Donor profiles presented on agency websites are their primary marketing tool to find recipients and learn what these future consumers want. On the donor profiles listed on the agency website for recipients, or "clients", to peruse for their desired egg match, "physical characteristics, family health history, educational attainment (in some cases, standardized test scores, GPA, and IQ scores are requested), as well as open-ended questions about hobbies, likes and dislikes, and motivations for donating" are included. Donors are encouraged to submit attractive photos and are advised of what the recipient finds as desirable. Profiles that are at some point deemed unacceptable are deleted, whether it be because their personalities did not stand out or their portrayals were viewed as negative in some way. Overweight volunteers for donation are also most often not accepted, not just because of conventional views on physical attractiveness but also because women with a higher body-mass index tend to respond differently (less well) to ovarian stimulation drugs and IVF clinics thus generally recommend that patients not use donors with higher BMIs. Egg donors also have a higher standard of physical appearance than sperm donors; many sperm donors are not required to provide adult photographs of themselves, or in some cases, any photographs.

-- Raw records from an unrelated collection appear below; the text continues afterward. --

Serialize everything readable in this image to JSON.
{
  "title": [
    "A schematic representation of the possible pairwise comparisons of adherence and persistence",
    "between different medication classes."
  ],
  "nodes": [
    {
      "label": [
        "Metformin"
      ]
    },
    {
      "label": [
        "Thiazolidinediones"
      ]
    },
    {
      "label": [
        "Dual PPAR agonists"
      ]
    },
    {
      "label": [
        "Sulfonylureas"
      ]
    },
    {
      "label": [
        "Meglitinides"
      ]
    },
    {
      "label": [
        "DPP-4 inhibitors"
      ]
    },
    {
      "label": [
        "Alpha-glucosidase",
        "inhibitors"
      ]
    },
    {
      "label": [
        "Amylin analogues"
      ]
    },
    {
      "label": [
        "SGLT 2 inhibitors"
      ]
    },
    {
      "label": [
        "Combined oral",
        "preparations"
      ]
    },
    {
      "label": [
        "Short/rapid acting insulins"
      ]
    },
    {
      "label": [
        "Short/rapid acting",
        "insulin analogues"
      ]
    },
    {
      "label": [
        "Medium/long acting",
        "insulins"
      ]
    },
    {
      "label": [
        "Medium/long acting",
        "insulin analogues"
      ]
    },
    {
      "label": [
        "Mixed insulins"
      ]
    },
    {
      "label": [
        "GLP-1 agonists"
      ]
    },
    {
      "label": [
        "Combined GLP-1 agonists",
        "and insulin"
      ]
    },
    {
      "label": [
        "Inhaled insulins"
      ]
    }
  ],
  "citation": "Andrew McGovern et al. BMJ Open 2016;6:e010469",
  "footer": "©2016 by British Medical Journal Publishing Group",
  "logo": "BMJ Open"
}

There are also some Christian leaders (especially Catholic) who are concerned about all in vitro fertility therapies because they disrupt the natural act of conceiving a child where gamete donations, both egg and , are seen to "compromise the marital bond and family integrity". and they encourage infertile couples to consider adoption instead.
In the Orthodox Jewish community there is no consensus as to whether an egg donor needs to be Jewish in order for the child to be considered Jewish from birth. In the 1990s religious authorities said that if the birth mother was Jewish that the child would be Jewish as well, but in the past few years rabbis in Israel have begun to reconsider, which in turn is causing more debate around the world. Conservative Rabbi Elliot Dorff has suggested that there are arguments for both sides (birth mother or genetic mother) in religious scripture. Dean of the Center for the Jewish Future at Yeshiva University believes that any child where the birth mother or the genetic mother isn't Jewish should go through a conversion process in infancy, to be sure that their Judaism isn't questioned later in life. This is not an issue in the reform community for two reasons. First, only one parent must be Jewish for the child to be considered Jewish; thus, if the father is Jewish, the mother's religion is irrelevant. Second, if the mother who carries the pregnancy and gives birth is Jewish, reform Jews will generally consider that child to be Jewish from birth because it was born of a Jewish mother.